Deleted member 11413

User requested account closure
Banned
Oct 27, 2017
22,961
I agree, but have to ask...how do you deal with people whose drug addiction has made them a danger to others? And some of these people would consider any kind of forced rehab a prison sentence? I genuinely have no idea. This isn't rhetorical.
People who suffer from addiction aren't inherently dangerous. Sometimes addicts go to desperate lengths to feed their addiction, but by treating the illness before things get desperate that behavior can be avoided. Ideally you would have them receive drug rehabilitation through a reputable program administered by licensed therapists and psychiatrists.
 

Deleted member 31817

Nov 7, 2017
30,876
I was about to say, in every hospital system I've worked in this is a massive no-no. Really the best doctors will get is a free Chinese Buffett lunch and some pens to hear about a new drug.
Yeah the idea that doctors are incentivized to prescribe addictive drugs is a weird one.

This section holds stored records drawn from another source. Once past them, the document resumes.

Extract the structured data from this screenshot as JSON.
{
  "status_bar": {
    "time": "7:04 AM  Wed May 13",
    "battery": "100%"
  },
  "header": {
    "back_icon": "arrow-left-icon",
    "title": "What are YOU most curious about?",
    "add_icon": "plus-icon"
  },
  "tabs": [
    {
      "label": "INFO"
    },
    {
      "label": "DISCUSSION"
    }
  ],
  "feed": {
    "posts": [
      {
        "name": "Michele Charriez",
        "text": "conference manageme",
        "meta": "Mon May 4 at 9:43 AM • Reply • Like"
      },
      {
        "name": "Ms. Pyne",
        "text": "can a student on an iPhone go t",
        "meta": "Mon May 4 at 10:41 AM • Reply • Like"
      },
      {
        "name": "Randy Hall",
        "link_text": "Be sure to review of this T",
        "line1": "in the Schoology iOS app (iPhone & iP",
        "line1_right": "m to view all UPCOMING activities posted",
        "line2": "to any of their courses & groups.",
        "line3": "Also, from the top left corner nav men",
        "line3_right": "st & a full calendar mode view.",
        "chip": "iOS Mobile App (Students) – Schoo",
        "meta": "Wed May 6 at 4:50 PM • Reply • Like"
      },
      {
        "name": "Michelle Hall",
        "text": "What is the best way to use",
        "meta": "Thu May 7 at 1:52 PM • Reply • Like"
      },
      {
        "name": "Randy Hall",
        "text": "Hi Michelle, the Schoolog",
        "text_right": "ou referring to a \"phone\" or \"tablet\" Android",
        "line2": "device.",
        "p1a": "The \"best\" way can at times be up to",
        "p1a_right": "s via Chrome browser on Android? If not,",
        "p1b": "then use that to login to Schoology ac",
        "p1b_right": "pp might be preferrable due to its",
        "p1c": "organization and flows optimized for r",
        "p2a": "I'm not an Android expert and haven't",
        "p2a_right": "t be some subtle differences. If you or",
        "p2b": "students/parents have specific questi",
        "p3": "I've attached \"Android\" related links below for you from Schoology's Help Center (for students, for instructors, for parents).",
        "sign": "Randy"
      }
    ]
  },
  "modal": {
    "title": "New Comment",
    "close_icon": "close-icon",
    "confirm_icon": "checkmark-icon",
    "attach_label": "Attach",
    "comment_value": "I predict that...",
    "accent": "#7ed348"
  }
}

I mean maybe shitty individual out practice doctors, but as far as hospitals and stuff?

Ehhh
 

wafflebrain

Member
Oct 27, 2017
10,238
I really hope all the various lawsuits states have filed against Purdue Pharma (Oxy maker) will also lead to states creating systems like you mention OP for rehab for those that turn to schedule I substances. Grew up next to a guy that never seemed like the addictive personality type, typical straight A popular guy in school, sharp wit and was always super nice to everybody. Fell in with a crowd that did Oxy recreationally and that was that, had to drop out of college and move back home. Talking to him after he went through rehab a second time was like talking to a different person entirely, his attention span was shot and he could barely hold a conversation beyond a few beats :/
 

DocTarHeel

Member
Oct 25, 2017
88
I think this post is missing an explanation.

I'm a physician. We don't get any extra "kickback," compensation, or other incentive for prescribing narcotics. In fact, its the opposite and we are heavily disincentivized from prescribing them. In my state, all narcotic prescriptions are monitored and logged into a database. We recently passed a law that requires several extra steps before narcotics can be prescribed (including reviewing the database) and limiting the initial prescription to no more than 5 days worth of pills. You can lose your medical license (and several physicians have) for inappropriately or overprescribing narcotics.

It is true that in the late 90s and early 2000s, physicians felt pressured to "over treat" patient's pain leading to increasing narcotic prescriptions, but that was more of a managed care / government / regulatory body issue than a big pharma issue and those days are long past in any case.